On 13 February 1943, Pavle Đurišić reported to Draža Mihailović the actions undertaken by the Chetniks in the Foča, Pljevlja, and Čajniče districts: "All Muslim villages in the three mentioned districts were totally burned so that not a single home remained in one piece. All property was destroyed except cattle, corn, and senna."

In the operation Chetnik losses "were 22 dead, of which 2 through accidents, and 32 wounded. Among the Muslims, around 1,200 fighters and up to couple of thousands of civilian victims of both nationalitys." Đurišić said what remained of the Muslim population fled and that actions were taken to prevent their return. The municipality is also the site of the legendary Battle of Sutjeska between the Tito's Yugoslav Partisans and the German army. A monument to the Partisans killed in the battle was erected in the village of Tjentište.

===Bosnian War ===

In 1992, at the onset of the Bosnian War, the city fell under the control of the Army of Republika Srpska.
From 7 April 1992 to January 1994, Serb military, police and paramilitary forces enacted a campaign of ethnic cleansing in the area of Foča against Bosniak civilians. By one estimate, around 21,000 non-Serbs left Foča after July 1992. Most of them that managed to escape were settled in the town of Rožaje in Montenegro until the war ended. Only about 10 Bosnians remained at the end of the conflict. Thirteen mosques including the Aladža Mosque were destroyed and the 22,500 Bosniaks who made up the majority of inhabitants fled. The Tribunal Judges determined beyond a reasonable doubt that the purpose of the Serb campaign in Foča was, among others, "to cleanse the Foča area of
Muslims" and concluded that "to that end the campaign was successful".

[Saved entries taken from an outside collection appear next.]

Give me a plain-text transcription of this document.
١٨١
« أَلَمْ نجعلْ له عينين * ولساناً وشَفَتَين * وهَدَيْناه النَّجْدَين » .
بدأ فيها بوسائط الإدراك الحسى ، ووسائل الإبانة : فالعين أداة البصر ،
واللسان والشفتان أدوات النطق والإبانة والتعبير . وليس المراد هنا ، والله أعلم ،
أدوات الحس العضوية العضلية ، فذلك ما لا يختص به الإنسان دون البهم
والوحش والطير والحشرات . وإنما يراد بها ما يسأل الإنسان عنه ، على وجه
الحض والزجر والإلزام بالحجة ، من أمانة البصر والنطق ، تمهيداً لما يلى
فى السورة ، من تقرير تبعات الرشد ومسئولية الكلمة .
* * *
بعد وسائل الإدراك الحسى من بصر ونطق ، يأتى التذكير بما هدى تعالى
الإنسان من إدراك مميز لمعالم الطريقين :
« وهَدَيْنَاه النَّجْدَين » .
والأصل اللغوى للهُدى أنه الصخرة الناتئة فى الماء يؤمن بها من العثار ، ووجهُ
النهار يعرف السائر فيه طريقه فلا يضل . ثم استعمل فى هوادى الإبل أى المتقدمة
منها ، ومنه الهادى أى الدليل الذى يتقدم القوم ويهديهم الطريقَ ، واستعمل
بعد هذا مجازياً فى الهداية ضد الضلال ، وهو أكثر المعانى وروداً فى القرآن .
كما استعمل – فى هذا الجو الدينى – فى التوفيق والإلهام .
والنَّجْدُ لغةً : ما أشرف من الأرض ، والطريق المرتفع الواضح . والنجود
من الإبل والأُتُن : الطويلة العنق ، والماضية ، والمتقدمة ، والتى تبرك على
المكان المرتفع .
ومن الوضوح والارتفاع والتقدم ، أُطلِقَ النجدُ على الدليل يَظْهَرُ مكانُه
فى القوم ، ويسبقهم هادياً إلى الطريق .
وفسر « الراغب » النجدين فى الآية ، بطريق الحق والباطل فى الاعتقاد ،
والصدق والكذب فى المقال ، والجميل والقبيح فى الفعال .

In numerous verdicts, the International Criminal Tribunal for the former Yugoslavia (ICTY) ruled that the ethnic cleansing, killings, mass rapes, and the deliberate destruction of Bosniak property and cultural sites constituted crimes against humanity. According to the Research and Documentation Center (IDC), 2,707 people were killed or went missing in the Foča municipality during the war. Among them were 1,513 Bosniak civilians and 155 Serb civilians. Additionally, Bosnian Serb authorities set up rape camps in which hundreds of women were raped. Numerous Serb officers, soldiers and other participants in the Foča massacres were accused and convicted of war crimes by the ICTY.

=== Post-war period ===
In 1995 the Dayton Agreement created a territorial corridor linking the once-besieged city of Goražde to the Federation entity; as a consequence, the northern part of Foča was separated to create the municipality of Foča-Ustikolina. Prior to that in 1994, the ethnically-cleansed town was renamed Srbinje (Србиње), "place of the Serbs". In 2004, the Constitutional Court of Bosnia and Herzegovina declared the name change unconstitutional, and reverted it back to Foča.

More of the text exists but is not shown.